L’intervento consiste in un’incisione tra i 6 e i 20 centimetri (a seconda del tipo di protesi, della tecnica chirurgica, della complessità del caso e della costituzione corporea del paziente). Al termine dell’intervento rimane in sede un tubicino di drenaggio, rimosso il giorno successivo.
Nel periodo post-operatorio il dolore viene controllato grazie ad una somministrazione di antidolorifici.
Decorso post-operatorio
Immediatamente dopo l’intervento, il paziente resta per circa due ore in osservazione ed esegue le radiografie di controllo. Dopo, rientra in reparto di degenza. Una volta rimossi i drenaggi, il paziente può alzarsi e camminare, aiutato da un fisioterapista. L’aiuto serve per apprendere le cautele da adottare nelle prime settimane dall’intervento per evitare complicanze. Il fisioterapista indica inoltre gli esercizi riabilitativi.
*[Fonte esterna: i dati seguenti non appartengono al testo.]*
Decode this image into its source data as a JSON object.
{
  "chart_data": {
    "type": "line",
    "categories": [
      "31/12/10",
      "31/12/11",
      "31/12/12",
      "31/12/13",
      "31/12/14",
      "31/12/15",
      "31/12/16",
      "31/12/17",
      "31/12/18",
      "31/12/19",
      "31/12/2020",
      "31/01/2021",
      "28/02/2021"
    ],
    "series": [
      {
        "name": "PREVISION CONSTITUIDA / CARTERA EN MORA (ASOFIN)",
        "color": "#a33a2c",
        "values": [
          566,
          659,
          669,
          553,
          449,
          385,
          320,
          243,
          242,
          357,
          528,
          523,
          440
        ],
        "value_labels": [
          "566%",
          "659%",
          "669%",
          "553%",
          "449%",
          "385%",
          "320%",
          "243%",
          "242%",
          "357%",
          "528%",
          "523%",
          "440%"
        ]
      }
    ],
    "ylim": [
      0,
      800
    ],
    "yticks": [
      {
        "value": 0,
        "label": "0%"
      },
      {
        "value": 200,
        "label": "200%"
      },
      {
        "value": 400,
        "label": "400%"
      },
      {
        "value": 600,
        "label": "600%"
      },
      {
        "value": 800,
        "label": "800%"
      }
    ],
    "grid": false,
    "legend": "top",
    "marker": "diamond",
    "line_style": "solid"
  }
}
Generalmente, entro 5 giorni il paziente viene dimesso dal reparto di chirurgia, con indicazione della riabilitazione cui sottoporsi. Nei giorni seguenti eseguirà un iter fisioterapico che gli consentirà di salire e scendere le scale, andare in bagno e svolgere le attività basilari quotidiane.
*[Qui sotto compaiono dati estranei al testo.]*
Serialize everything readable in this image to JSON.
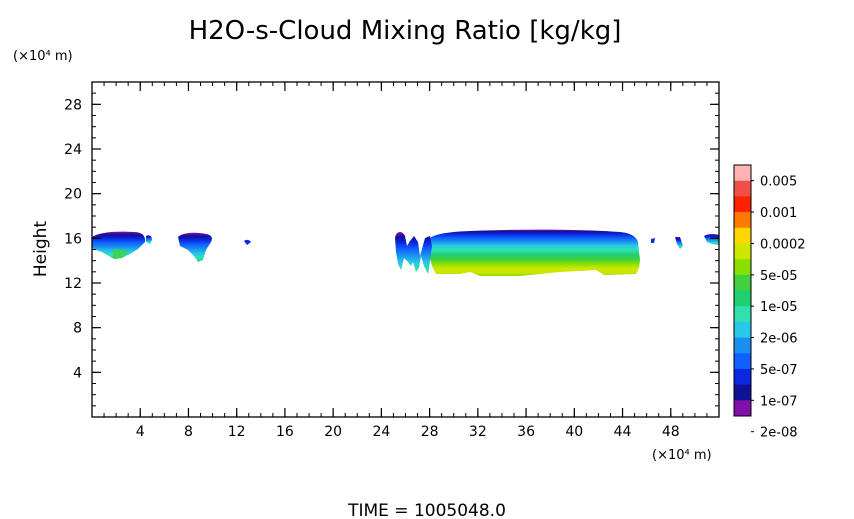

A circa 35-45 giorni dall’intervento è prevista una visita di controllo con una radiografia e degli esami del sangue. Dopo la visita, di norma si abbandonano le stampelle e le calze antitrombo.
La vita del paziente con protesi d’anca
La protesi può regalare una “nuova vita” ai pazienti che soffrivano di forte dolore ed erano limitati nei movimenti, consentendo di tornare alle attività precedenti.
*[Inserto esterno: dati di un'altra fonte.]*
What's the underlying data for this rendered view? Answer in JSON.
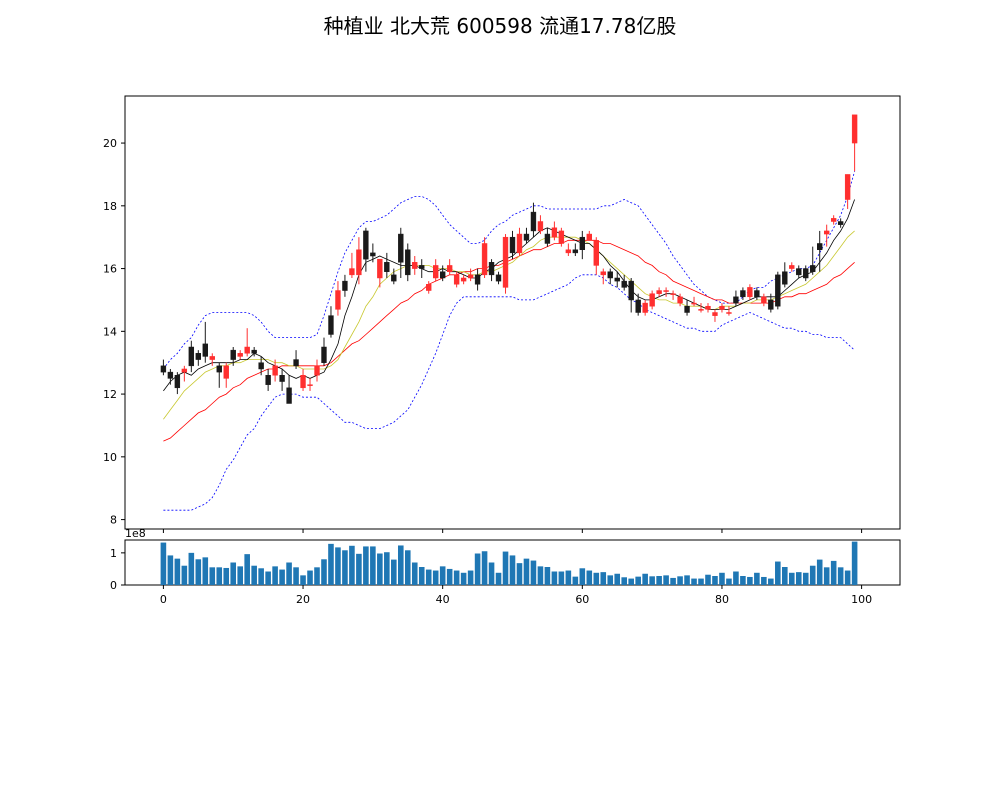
{
  "title": "种植业 北大荒 600598 流通17.78亿股",
  "chart_data": [
    {
      "type": "candlestick",
      "panel": "price",
      "x": [
        0,
        1,
        2,
        3,
        4,
        5,
        6,
        7,
        8,
        9,
        10,
        11,
        12,
        13,
        14,
        15,
        16,
        17,
        18,
        19,
        20,
        21,
        22,
        23,
        24,
        25,
        26,
        27,
        28,
        29,
        30,
        31,
        32,
        33,
        34,
        35,
        36,
        37,
        38,
        39,
        40,
        41,
        42,
        43,
        44,
        45,
        46,
        47,
        48,
        49,
        50,
        51,
        52,
        53,
        54,
        55,
        56,
        57,
        58,
        59,
        60,
        61,
        62,
        63,
        64,
        65,
        66,
        67,
        68,
        69,
        70,
        71,
        72,
        73,
        74,
        75,
        76,
        77,
        78,
        79,
        80,
        81,
        82,
        83,
        84,
        85,
        86,
        87,
        88,
        89,
        90,
        91,
        92,
        93,
        94,
        95,
        96,
        97,
        98,
        99
      ],
      "open": [
        12.9,
        12.7,
        12.6,
        12.7,
        13.5,
        13.3,
        13.6,
        13.1,
        12.9,
        12.5,
        13.4,
        13.2,
        13.3,
        13.4,
        13.0,
        12.6,
        12.6,
        12.6,
        12.2,
        13.1,
        12.2,
        12.3,
        12.6,
        13.5,
        14.5,
        14.7,
        15.6,
        15.8,
        15.8,
        17.2,
        16.5,
        15.7,
        16.2,
        15.8,
        17.1,
        16.6,
        16.0,
        16.1,
        15.3,
        15.7,
        15.9,
        15.9,
        15.5,
        15.6,
        15.7,
        15.8,
        15.8,
        16.2,
        15.8,
        15.4,
        17.0,
        16.5,
        17.1,
        17.8,
        17.2,
        17.1,
        17.0,
        16.8,
        16.5,
        16.6,
        17.0,
        16.9,
        16.1,
        15.8,
        15.9,
        15.7,
        15.6,
        15.6,
        15.0,
        14.6,
        14.8,
        15.2,
        15.3,
        15.2,
        14.9,
        14.8,
        14.9,
        14.7,
        14.7,
        14.5,
        14.7,
        14.6,
        15.1,
        15.3,
        15.1,
        15.3,
        14.9,
        15.0,
        15.8,
        15.9,
        16.0,
        16.0,
        16.0,
        16.1,
        16.8,
        17.1,
        17.5,
        17.5,
        18.2,
        20.0
      ],
      "close": [
        12.7,
        12.5,
        12.2,
        12.8,
        12.9,
        13.1,
        13.2,
        13.2,
        12.7,
        12.9,
        13.1,
        13.3,
        13.5,
        13.3,
        12.8,
        12.3,
        12.9,
        12.4,
        11.7,
        12.9,
        12.6,
        12.3,
        12.9,
        13.0,
        13.9,
        15.3,
        15.3,
        16.0,
        16.6,
        16.3,
        16.4,
        16.3,
        15.9,
        15.6,
        16.2,
        15.8,
        16.2,
        16.0,
        15.5,
        16.1,
        15.7,
        16.1,
        15.8,
        15.7,
        15.8,
        15.5,
        16.8,
        15.8,
        15.6,
        17.0,
        16.5,
        17.1,
        16.9,
        17.2,
        17.5,
        16.8,
        17.3,
        17.2,
        16.6,
        16.5,
        16.6,
        17.1,
        16.9,
        15.9,
        15.7,
        15.6,
        15.4,
        15.0,
        14.6,
        14.9,
        15.2,
        15.3,
        15.3,
        15.2,
        15.1,
        14.6,
        14.9,
        14.7,
        14.8,
        14.6,
        14.8,
        14.6,
        14.9,
        15.1,
        15.4,
        15.1,
        15.1,
        14.7,
        14.8,
        15.5,
        16.1,
        15.8,
        15.7,
        15.9,
        16.6,
        17.2,
        17.6,
        17.4,
        19.0,
        20.9
      ],
      "high": [
        13.1,
        12.8,
        12.7,
        12.9,
        13.7,
        13.4,
        14.3,
        13.3,
        13.0,
        13.0,
        13.5,
        13.4,
        14.1,
        13.5,
        13.2,
        12.8,
        13.1,
        12.8,
        12.6,
        13.4,
        12.8,
        12.5,
        13.1,
        13.8,
        14.8,
        15.6,
        15.8,
        16.5,
        17.0,
        17.3,
        16.8,
        16.2,
        16.5,
        16.0,
        17.3,
        16.8,
        16.4,
        16.3,
        15.6,
        16.3,
        16.1,
        16.3,
        15.9,
        15.8,
        16.0,
        16.0,
        17.0,
        16.3,
        15.9,
        17.1,
        17.2,
        17.3,
        17.3,
        18.1,
        17.7,
        17.3,
        17.5,
        17.3,
        16.8,
        16.8,
        17.2,
        17.2,
        17.0,
        16.0,
        16.0,
        15.9,
        15.8,
        15.7,
        15.2,
        15.0,
        15.3,
        15.4,
        15.4,
        15.3,
        15.2,
        15.0,
        15.1,
        14.9,
        14.9,
        14.7,
        14.9,
        14.8,
        15.3,
        15.4,
        15.5,
        15.4,
        15.2,
        15.2,
        15.9,
        16.2,
        16.2,
        16.1,
        16.1,
        16.7,
        17.2,
        17.4,
        17.7,
        17.6,
        19.0,
        20.9
      ],
      "low": [
        12.6,
        12.3,
        12.0,
        12.4,
        12.7,
        12.9,
        13.0,
        12.9,
        12.2,
        12.2,
        12.9,
        13.1,
        13.2,
        13.2,
        12.6,
        12.1,
        12.4,
        12.1,
        11.7,
        12.8,
        12.1,
        12.1,
        12.4,
        12.9,
        13.8,
        14.5,
        15.1,
        15.7,
        15.5,
        15.9,
        16.2,
        15.4,
        15.7,
        15.5,
        15.7,
        15.6,
        15.8,
        15.7,
        15.2,
        15.6,
        15.6,
        15.8,
        15.4,
        15.5,
        15.6,
        15.3,
        15.7,
        15.6,
        15.5,
        15.2,
        16.3,
        16.4,
        16.8,
        17.0,
        17.1,
        16.7,
        16.9,
        16.7,
        16.4,
        16.4,
        16.3,
        16.9,
        15.8,
        15.5,
        15.5,
        15.4,
        15.3,
        14.6,
        14.5,
        14.5,
        14.7,
        15.1,
        15.1,
        15.0,
        14.8,
        14.5,
        14.8,
        14.6,
        14.6,
        14.3,
        14.6,
        14.5,
        14.8,
        15.0,
        15.0,
        15.0,
        14.8,
        14.6,
        14.7,
        15.4,
        15.9,
        15.7,
        15.6,
        15.8,
        15.9,
        16.7,
        17.4,
        17.3,
        17.9,
        19.1
      ],
      "ma_short": [
        12.1,
        12.4,
        12.6,
        12.7,
        12.6,
        12.8,
        12.9,
        13.0,
        13.0,
        13.0,
        13.0,
        13.1,
        13.1,
        13.3,
        13.2,
        13.0,
        12.9,
        12.8,
        12.6,
        12.5,
        12.6,
        12.5,
        12.6,
        12.7,
        13.1,
        13.6,
        14.5,
        15.1,
        15.8,
        16.2,
        16.3,
        16.4,
        16.3,
        16.2,
        16.1,
        16.1,
        16.1,
        16.0,
        15.9,
        15.9,
        16.0,
        15.9,
        15.9,
        15.8,
        15.7,
        15.7,
        15.9,
        16.0,
        16.2,
        16.3,
        16.4,
        16.6,
        16.8,
        17.0,
        17.2,
        17.3,
        17.2,
        17.1,
        17.0,
        16.9,
        16.8,
        16.8,
        16.6,
        16.4,
        16.1,
        15.9,
        15.6,
        15.3,
        15.1,
        15.0,
        15.0,
        15.1,
        15.2,
        15.2,
        15.1,
        15.0,
        14.9,
        14.8,
        14.7,
        14.7,
        14.7,
        14.7,
        14.8,
        14.9,
        15.0,
        15.1,
        15.1,
        15.1,
        15.1,
        15.3,
        15.5,
        15.7,
        15.8,
        15.9,
        16.2,
        16.5,
        16.9,
        17.2,
        17.6,
        18.2
      ],
      "ma_mid": [
        11.2,
        11.5,
        11.8,
        12.1,
        12.3,
        12.5,
        12.7,
        12.8,
        12.9,
        12.9,
        13.0,
        13.0,
        13.1,
        13.1,
        13.1,
        13.1,
        13.0,
        13.0,
        12.9,
        12.9,
        12.8,
        12.8,
        12.8,
        12.8,
        12.9,
        13.1,
        13.5,
        13.9,
        14.3,
        14.8,
        15.1,
        15.5,
        15.7,
        15.9,
        16.0,
        16.1,
        16.1,
        16.1,
        16.1,
        16.0,
        16.0,
        16.0,
        15.9,
        15.9,
        15.8,
        15.8,
        15.9,
        15.9,
        16.0,
        16.1,
        16.2,
        16.4,
        16.6,
        16.7,
        16.9,
        17.0,
        17.0,
        17.0,
        17.0,
        17.0,
        16.9,
        16.8,
        16.6,
        16.4,
        16.2,
        16.0,
        15.8,
        15.6,
        15.4,
        15.2,
        15.1,
        15.0,
        15.0,
        14.9,
        14.9,
        14.8,
        14.8,
        14.8,
        14.7,
        14.7,
        14.8,
        14.8,
        14.8,
        14.9,
        14.9,
        15.0,
        15.0,
        15.0,
        15.1,
        15.2,
        15.3,
        15.4,
        15.5,
        15.7,
        15.9,
        16.1,
        16.4,
        16.7,
        17.0,
        17.2
      ],
      "ma_long": [
        10.5,
        10.6,
        10.8,
        11.0,
        11.2,
        11.4,
        11.5,
        11.7,
        11.9,
        12.0,
        12.2,
        12.3,
        12.5,
        12.6,
        12.7,
        12.8,
        12.8,
        12.9,
        12.9,
        12.9,
        12.9,
        12.9,
        12.9,
        12.9,
        13.0,
        13.2,
        13.4,
        13.6,
        13.7,
        13.9,
        14.1,
        14.3,
        14.5,
        14.7,
        14.9,
        15.0,
        15.2,
        15.3,
        15.5,
        15.6,
        15.7,
        15.8,
        15.8,
        15.9,
        15.9,
        16.0,
        16.0,
        16.1,
        16.1,
        16.2,
        16.3,
        16.4,
        16.5,
        16.6,
        16.6,
        16.7,
        16.8,
        16.8,
        16.9,
        16.9,
        16.9,
        16.9,
        16.9,
        16.8,
        16.8,
        16.7,
        16.6,
        16.5,
        16.4,
        16.2,
        16.1,
        15.9,
        15.8,
        15.6,
        15.5,
        15.4,
        15.3,
        15.2,
        15.1,
        15.0,
        15.0,
        14.9,
        14.9,
        14.9,
        14.9,
        14.9,
        14.9,
        14.9,
        15.0,
        15.1,
        15.1,
        15.2,
        15.2,
        15.3,
        15.4,
        15.5,
        15.7,
        15.8,
        16.0,
        16.2
      ],
      "boll_upper": [
        12.8,
        13.1,
        13.3,
        13.6,
        13.8,
        14.2,
        14.5,
        14.6,
        14.6,
        14.6,
        14.6,
        14.6,
        14.6,
        14.5,
        14.3,
        14.0,
        13.8,
        13.8,
        13.8,
        13.8,
        13.8,
        13.8,
        13.9,
        14.5,
        15.2,
        15.9,
        16.5,
        16.9,
        17.3,
        17.5,
        17.5,
        17.6,
        17.7,
        17.9,
        18.1,
        18.2,
        18.3,
        18.3,
        18.2,
        18.0,
        17.7,
        17.4,
        17.2,
        17.0,
        16.8,
        16.8,
        16.9,
        17.2,
        17.4,
        17.5,
        17.7,
        17.8,
        17.9,
        18.0,
        18.0,
        17.9,
        17.9,
        17.9,
        17.9,
        17.9,
        17.9,
        17.9,
        17.9,
        18.0,
        18.0,
        18.1,
        18.2,
        18.1,
        18.0,
        17.7,
        17.4,
        17.1,
        16.8,
        16.4,
        16.1,
        15.8,
        15.5,
        15.3,
        15.1,
        15.0,
        14.9,
        14.9,
        14.9,
        15.1,
        15.3,
        15.4,
        15.4,
        15.6,
        15.7,
        15.8,
        15.9,
        16.0,
        16.0,
        16.1,
        16.5,
        16.9,
        17.3,
        17.7,
        18.3,
        19.1
      ],
      "boll_lower": [
        8.3,
        8.3,
        8.3,
        8.3,
        8.3,
        8.4,
        8.5,
        8.7,
        9.1,
        9.6,
        9.9,
        10.3,
        10.7,
        10.9,
        11.3,
        11.6,
        11.9,
        12.0,
        12.0,
        12.0,
        11.9,
        11.9,
        11.9,
        11.7,
        11.5,
        11.3,
        11.1,
        11.1,
        11.0,
        10.9,
        10.9,
        10.9,
        11.0,
        11.1,
        11.3,
        11.5,
        11.9,
        12.3,
        12.8,
        13.3,
        13.9,
        14.5,
        14.9,
        15.1,
        15.1,
        15.1,
        15.1,
        15.1,
        15.1,
        15.1,
        15.1,
        15.0,
        15.0,
        15.0,
        15.1,
        15.2,
        15.3,
        15.4,
        15.5,
        15.7,
        15.8,
        15.8,
        15.8,
        15.7,
        15.5,
        15.4,
        15.2,
        15.0,
        14.9,
        14.7,
        14.6,
        14.5,
        14.4,
        14.3,
        14.2,
        14.1,
        14.1,
        14.0,
        14.0,
        14.0,
        14.2,
        14.3,
        14.4,
        14.5,
        14.6,
        14.5,
        14.4,
        14.3,
        14.2,
        14.1,
        14.1,
        14.0,
        14.0,
        13.9,
        13.9,
        13.8,
        13.8,
        13.8,
        13.6,
        13.4
      ],
      "ylim": [
        7.7,
        21.5
      ],
      "yticks": [
        "8",
        "10",
        "12",
        "14",
        "16",
        "18",
        "20"
      ],
      "xlim": [
        -5.5,
        105.5
      ],
      "colors": {
        "up": "#ff2f2f",
        "down": "#1a1a1a",
        "ma_short": "#000000",
        "ma_mid": "#c8c830",
        "ma_long": "#ff0000",
        "boll": "#0000ff"
      }
    },
    {
      "type": "bar",
      "panel": "volume",
      "x": [
        0,
        1,
        2,
        3,
        4,
        5,
        6,
        7,
        8,
        9,
        10,
        11,
        12,
        13,
        14,
        15,
        16,
        17,
        18,
        19,
        20,
        21,
        22,
        23,
        24,
        25,
        26,
        27,
        28,
        29,
        30,
        31,
        32,
        33,
        34,
        35,
        36,
        37,
        38,
        39,
        40,
        41,
        42,
        43,
        44,
        45,
        46,
        47,
        48,
        49,
        50,
        51,
        52,
        53,
        54,
        55,
        56,
        57,
        58,
        59,
        60,
        61,
        62,
        63,
        64,
        65,
        66,
        67,
        68,
        69,
        70,
        71,
        72,
        73,
        74,
        75,
        76,
        77,
        78,
        79,
        80,
        81,
        82,
        83,
        84,
        85,
        86,
        87,
        88,
        89,
        90,
        91,
        92,
        93,
        94,
        95,
        96,
        97,
        98,
        99
      ],
      "values": [
        1.32,
        0.92,
        0.82,
        0.6,
        1.0,
        0.8,
        0.86,
        0.55,
        0.55,
        0.53,
        0.7,
        0.58,
        0.96,
        0.6,
        0.52,
        0.42,
        0.58,
        0.48,
        0.7,
        0.55,
        0.3,
        0.45,
        0.55,
        0.8,
        1.28,
        1.17,
        1.08,
        1.22,
        0.97,
        1.2,
        1.2,
        0.98,
        1.02,
        0.79,
        1.23,
        1.08,
        0.7,
        0.56,
        0.48,
        0.45,
        0.58,
        0.5,
        0.45,
        0.38,
        0.45,
        0.98,
        1.05,
        0.7,
        0.38,
        1.04,
        0.92,
        0.68,
        0.82,
        0.76,
        0.58,
        0.56,
        0.42,
        0.42,
        0.45,
        0.26,
        0.52,
        0.45,
        0.38,
        0.4,
        0.3,
        0.35,
        0.24,
        0.2,
        0.26,
        0.35,
        0.27,
        0.28,
        0.3,
        0.22,
        0.27,
        0.3,
        0.2,
        0.2,
        0.32,
        0.28,
        0.38,
        0.2,
        0.42,
        0.28,
        0.25,
        0.38,
        0.25,
        0.2,
        0.73,
        0.56,
        0.38,
        0.4,
        0.38,
        0.6,
        0.79,
        0.55,
        0.75,
        0.55,
        0.45,
        1.35
      ],
      "ylim": [
        0,
        1.4
      ],
      "yticks": [
        "0",
        "1"
      ],
      "y_offset_label": "1e8",
      "xticks": [
        "0",
        "20",
        "40",
        "60",
        "80",
        "100"
      ],
      "xlim": [
        -5.5,
        105.5
      ],
      "bar_color": "#1f77b4"
    }
  ]
}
La protesi consente infatti di riottenere un arco di movimento fluido e indolore, elimina o riduce drasticamente la zoppia e restituisce un’anca in grado di sostenere l’attività lavorativa e ricreativa.
Non esiste alcuno sport assolutamente controindicato per chi porti una protesi d’anca. Sono comunque tendenzialmente sconsigliati sport ad elevato impatto traumatico. Questo per evitare il rischio di subire un trauma o una distorsione in grado di compromettere l’impianto.
Durata dell’impianto
Grazie alle attuali tecniche e ai materiali disponibili, le protesi dell’anca hanno ormai una lunga durata, che può arrivare alla 3° e 4° decade.
L’impianto è costituito da materiali soggetti a usura, e la durata dunque dipende da molto fattori tra cui età, peso e attività fisica svolta. Lo specialista ortopedico monitora lo stato di salute dell’impianto e ti consiglierà la scelta più adeguata durante le visite di controllo.